On the other hand, discontent with Norway`s main trade agreements is growing. Norway currently has 29 bilateral free trade agreements with 41 countries. Trade in this context accounts for 10% of Norway`s international trade. In the event of a new EFTA accession for the Kingdom of Denmark, entry into force applies only to the Faroe Islands and/or Greenland, with EFTA membership geographically separate from EU membership (limited to Denmark). Membership of the EU with effect in Denmark does not exclude EFTA membership, whether in the Faroe Islands and/or Greenland. This form of EFTA membership seems to be the right one, given the importance of the EFTA treaty base. TOTAL: an example of Norwegian free trade agreements, including in areas where negotiations are under way. In a special edition of The World Economy, senior Research Fellow Hege Medin (NUPI) examines Norway`s free trade agreements outside the EEA and EFTA. Such agreements between two countries or groups of smaller countries are often referred to as bilateral trade agreements. For Norway, this means that we can export products that we have in abundance, such as fish and various metals, without them being considered too expensive for consumers in other countries. However, the Commission has argued that the sectoral approach does not address the major problems and is still unnecessarily complicated, while EU membership has been rejected in the near future because `the EU institutions are not suitable for the accession of these small countries`. The other options, EEA membership and an FAA with the States, proved feasible and were recommended by the Commission. In response to this request, the Council requested that negotiations with the three micro-states on further integration continue and that a report be prepared by the end of 2013, out of the effects of the two viable alternatives and recommendations for further work.

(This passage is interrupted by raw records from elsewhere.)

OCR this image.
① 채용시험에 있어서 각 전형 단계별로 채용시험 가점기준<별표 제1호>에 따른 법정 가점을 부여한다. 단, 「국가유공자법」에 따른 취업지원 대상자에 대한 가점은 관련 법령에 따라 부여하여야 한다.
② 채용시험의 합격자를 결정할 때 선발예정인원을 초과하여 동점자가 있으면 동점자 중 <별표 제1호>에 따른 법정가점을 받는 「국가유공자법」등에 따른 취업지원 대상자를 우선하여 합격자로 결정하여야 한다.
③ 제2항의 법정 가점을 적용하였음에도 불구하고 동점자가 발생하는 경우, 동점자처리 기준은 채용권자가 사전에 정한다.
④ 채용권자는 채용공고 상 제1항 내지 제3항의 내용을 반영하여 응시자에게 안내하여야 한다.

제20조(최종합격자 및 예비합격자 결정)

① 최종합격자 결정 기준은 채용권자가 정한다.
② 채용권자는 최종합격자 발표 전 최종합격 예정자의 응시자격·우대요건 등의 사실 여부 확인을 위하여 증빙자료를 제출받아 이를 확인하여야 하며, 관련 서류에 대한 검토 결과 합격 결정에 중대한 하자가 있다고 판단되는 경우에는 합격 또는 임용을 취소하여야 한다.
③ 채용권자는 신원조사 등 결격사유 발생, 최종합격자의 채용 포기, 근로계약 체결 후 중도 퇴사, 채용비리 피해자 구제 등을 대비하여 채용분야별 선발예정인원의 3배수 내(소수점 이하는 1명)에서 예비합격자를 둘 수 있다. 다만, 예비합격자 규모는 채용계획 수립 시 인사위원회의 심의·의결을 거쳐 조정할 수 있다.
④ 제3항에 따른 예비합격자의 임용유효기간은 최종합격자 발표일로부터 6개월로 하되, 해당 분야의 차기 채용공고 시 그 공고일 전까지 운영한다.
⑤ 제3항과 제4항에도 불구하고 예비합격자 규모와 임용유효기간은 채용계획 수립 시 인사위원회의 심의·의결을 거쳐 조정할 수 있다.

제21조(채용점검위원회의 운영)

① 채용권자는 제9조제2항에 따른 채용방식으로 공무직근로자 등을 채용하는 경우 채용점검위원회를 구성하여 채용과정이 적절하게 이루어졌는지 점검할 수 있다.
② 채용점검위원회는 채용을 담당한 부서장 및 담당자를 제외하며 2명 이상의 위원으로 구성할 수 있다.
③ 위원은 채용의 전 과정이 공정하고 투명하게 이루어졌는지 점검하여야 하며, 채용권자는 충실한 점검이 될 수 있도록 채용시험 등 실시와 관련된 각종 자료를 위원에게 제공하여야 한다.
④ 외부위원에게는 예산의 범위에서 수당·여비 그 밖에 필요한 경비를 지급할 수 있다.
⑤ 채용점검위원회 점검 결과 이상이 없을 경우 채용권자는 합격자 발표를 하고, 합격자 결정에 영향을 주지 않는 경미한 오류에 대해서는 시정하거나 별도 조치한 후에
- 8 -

[18] “And,” she says, “with the uk- one of our main trading partners – withdrawing from the EU, we will probably have to negotiate a separate free trade agreement with them.” Since 1995, only two founding members remain, norway and Switzerland. The other five, Austria, Denmark, Portugal, Sweden and the United Kingdom, joined the EU in the intervening years. The initial Stockholm agreement was replaced by the Vaduz Agreement, which aimed to create a fruitful framework for further expansion and liberalization of trade, both between the organization`s Member States and with the rest of the world. The European Free Trade Association (EFTA) is a regional trade organisation and a free trade area made up of four European countries: Iceland, Liechtenstein, Norway and Switzerland. [3] The organisation works in parallel with the European Union (EU) and the four Member States participate in the European single market and are part of the Schengen area. [4] However, they are not parties to the customs union of the European Union. The following table summarizes the various components of EU legislation that are applied in EFTA countries and their sovereign territories.